L’île de la Cité et ses églises disparues

L’histoire de l’île de la Cité est  étroitement liée avec ses deux édifices mondialement connus : la cathédrale de Notre-Dame et la Sainte-Chapelle. Autrefois ces deux célébrités y dominaient un vaste ensemble religieux  qui comprenait un prieuré, un couvent, une abbaye, ainsi que seize  églises et chapelles  « de toute date, de toute forme, de toute grandeur… » (Victor Hugo, « Notre-Dame de Paris »).

Quasimodo, le sonneur des cloches, avait certainement vu depuis les tours de la cathédrale toutes ces flèches élancées vers le ciel.  Nous, encore une fois, n’aurons pas cette chance, car ces églises étaient démolies  entre 1722 et la Révolution, et les dernières sous Haussmann.

Rappelons-nous au moins leurs noms : Saint-Jean-le-Rond, Saint-Denis-du-Pas, Saint-Aignan, Sainte-Marine, Saint-Landry, Saint-Christophe, Saint-Pierre-aux-Bœufs, Saint-Martial, Saint-Pierre-des-Arcis, Sainte-Croix-de-la-Cité, Saint-Barthélémy, Saint-Symphorien, Saint-Denis-de-la-Chartre, Saint-Germain-le-Vieux, Sainte-Geneviève-la-Petite, Sainte-Madeleine, ainsi que le prieuré Saint-Eloi, couvent des Barnabites et l’abbaye de Saint-Magloire.

Ci-après l’historique de quelques uns de ces édifices disparus :

Eglise  Saint-Jean-le-Rond

Façade de l'église Saint-Jean-le-Rond
Façade de l’église Saint-Jean-le-Rond

A l’origine Saint-Jean-le-Rond était un baptistère en forme d’une rotonde dédié à Jean-Baptiste. Il dépendait de la cathédrale et se situait du coté de la Seine, car les premiers chrétiens pratiquaient le baptême par immersion. Lorsqu’une cuve eut remplacé l’eau du fleuve, Saint-Jean-Baptiste devint Saint-Jean-le-Rond et fut transporté à gauche de Notre-Dame de Paris et accolé à sa nef.

C’est sur les marches de Saint-Jean-le-Rond, où l’usage s’était établi de déposer les enfants abandonnés qu’on apportait primitivement sous le porche de Notre-Dame.
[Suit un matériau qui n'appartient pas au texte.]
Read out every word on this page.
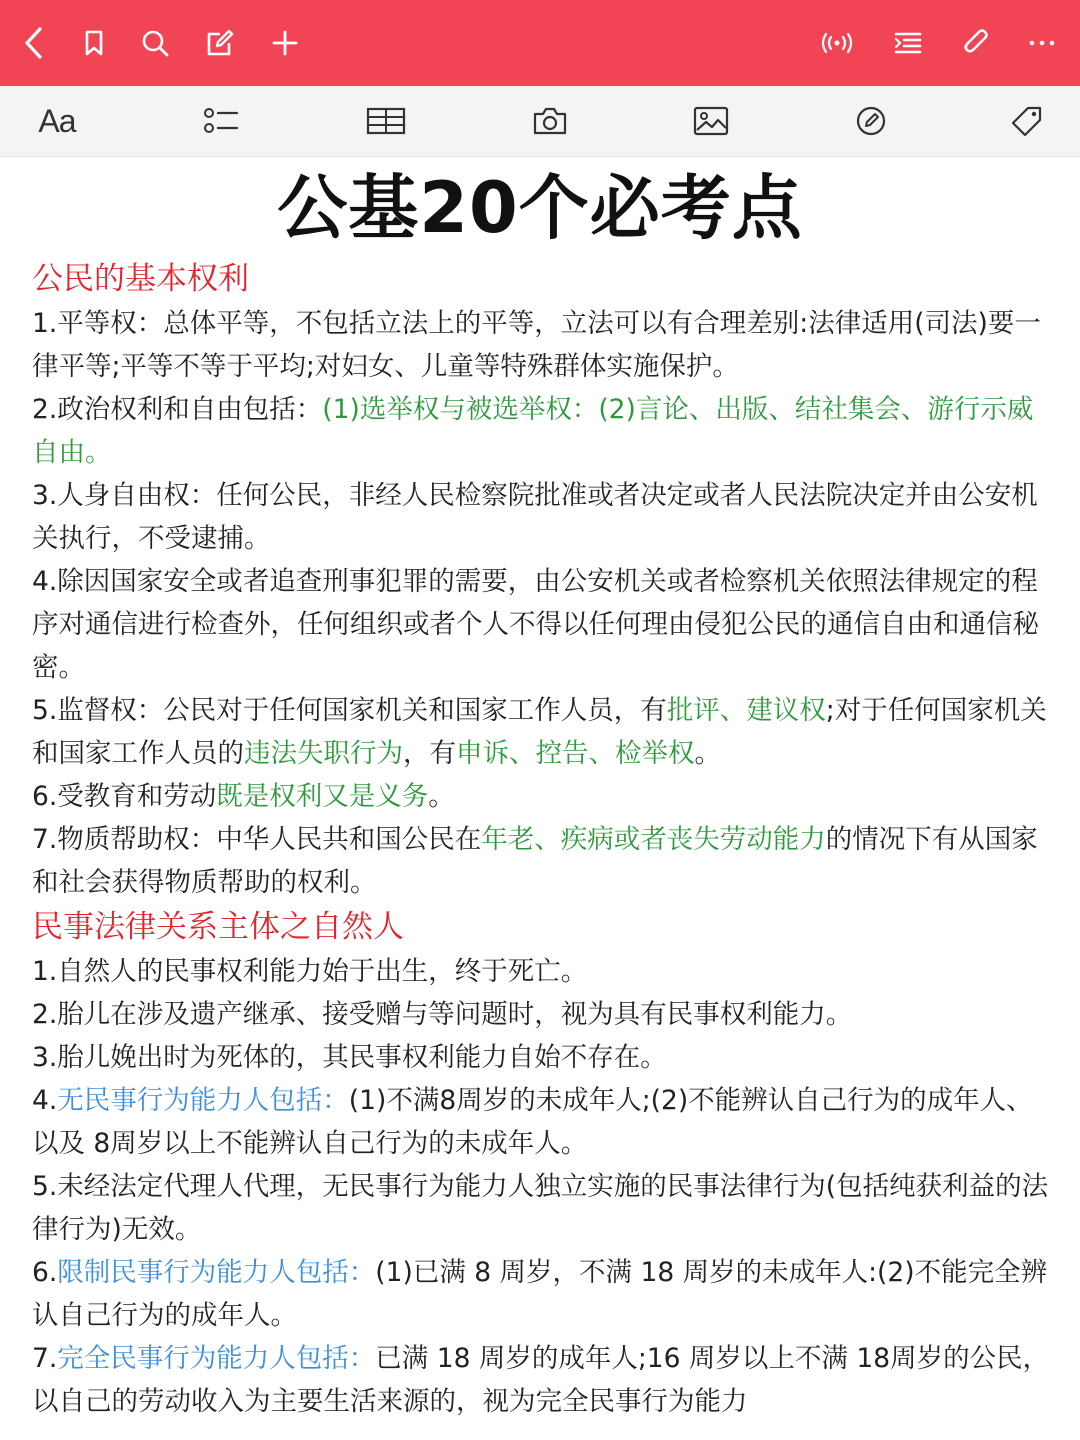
Aa
公基20个必考点
公民的基本权利
1.平等权：总体平等，不包括立法上的平等，立法可以有合理差别:法律适用(司法)要一律平等;平等不等于平均;对妇女、儿童等特殊群体实施保护。
2.政治权利和自由包括：(1)选举权与被选举权：(2)言论、出版、结社集会、游行示威自由。
3.人身自由权：任何公民，非经人民检察院批准或者决定或者人民法院决定并由公安机关执行，不受逮捕。
4.除因国家安全或者追查刑事犯罪的需要，由公安机关或者检察机关依照法律规定的程序对通信进行检查外，任何组织或者个人不得以任何理由侵犯公民的通信自由和通信秘密。
5.监督权：公民对于任何国家机关和国家工作人员，有批评、建议权;对于任何国家机关和国家工作人员的违法失职行为，有申诉、控告、检举权。
6.受教育和劳动既是权利又是义务。
7.物质帮助权：中华人民共和国公民在年老、疾病或者丧失劳动能力的情况下有从国家和社会获得物质帮助的权利。
民事法律关系主体之自然人
1.自然人的民事权利能力始于出生，终于死亡。
2.胎儿在涉及遗产继承、接受赠与等问题时，视为具有民事权利能力。
3.胎儿娩出时为死体的，其民事权利能力自始不存在。
4.无民事行为能力人包括：(1)不满8周岁的未成年人;(2)不能辨认自己行为的成年人、以及 8周岁以上不能辨认自己行为的未成年人。
5.未经法定代理人代理，无民事行为能力人独立实施的民事法律行为(包括纯获利益的法律行为)无效。
6.限制民事行为能力人包括：(1)已满 8 周岁，不满 18 周岁的未成年人:(2)不能完全辨认自己行为的成年人。
7.完全民事行为能力人包括：已满 18 周岁的成年人;16 周岁以上不满 18周岁的公民，以自己的劳动收入为主要生活来源的，视为完全民事行为能力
Au petit matin du 16 novembre 1717, la femme du vitrier Rousseau, habitant rue Michel-le-Comte, trouva sur le seuil de Saint-Jean-le-Rond un enfant abandonné qu’elle recueillit. Elle l’emmena chez elle et elle l’éleva  tout comme si elle en avait été la mère. Baptisé « Jean-le-Rond », l’enfant fut mis en pension de 4 à 12 ans, puis jusqu’à 17 ans au collège Mazarin [Collège des Quatre-Nation fondé par Jules Mazarin], où il se fit remarquer par son goût pour la géométrie. Plus tard il fut reçu à l’Académie des Sciences, fut membre de l’Académie de Berlin, de l’Académie Française, consacra sa vie aux travaux scientifiques, écrivit la préface de l’Encyclopédie, fut lié à Diderot, à Voltaire et resta célèbre sous le nom d’Alembert.

Portrait de Jean Le Rond d'Alembert par Quintin de la Tour (1753)
Portrait de Jean Le Rond d’Alembert par Quintin de la Tour (1753)
La maison de la rue Michel-le-Comte dans le Marais
La maison de la rue Michel-le-Comte dans le Marais

Saint-Jean-le-Rond fut démolie en 1748.

Eglise Saint-Denis-du-Pas

Cette église se trouvait entre le chevet de la cathédrale actuelle et la fontaine du square de l’Archevêché. Son nom provient de sa situation sur le détroit, sur le pas [passage] qui séparait les deux îles parisiennes, la Cité et Saint-Louis.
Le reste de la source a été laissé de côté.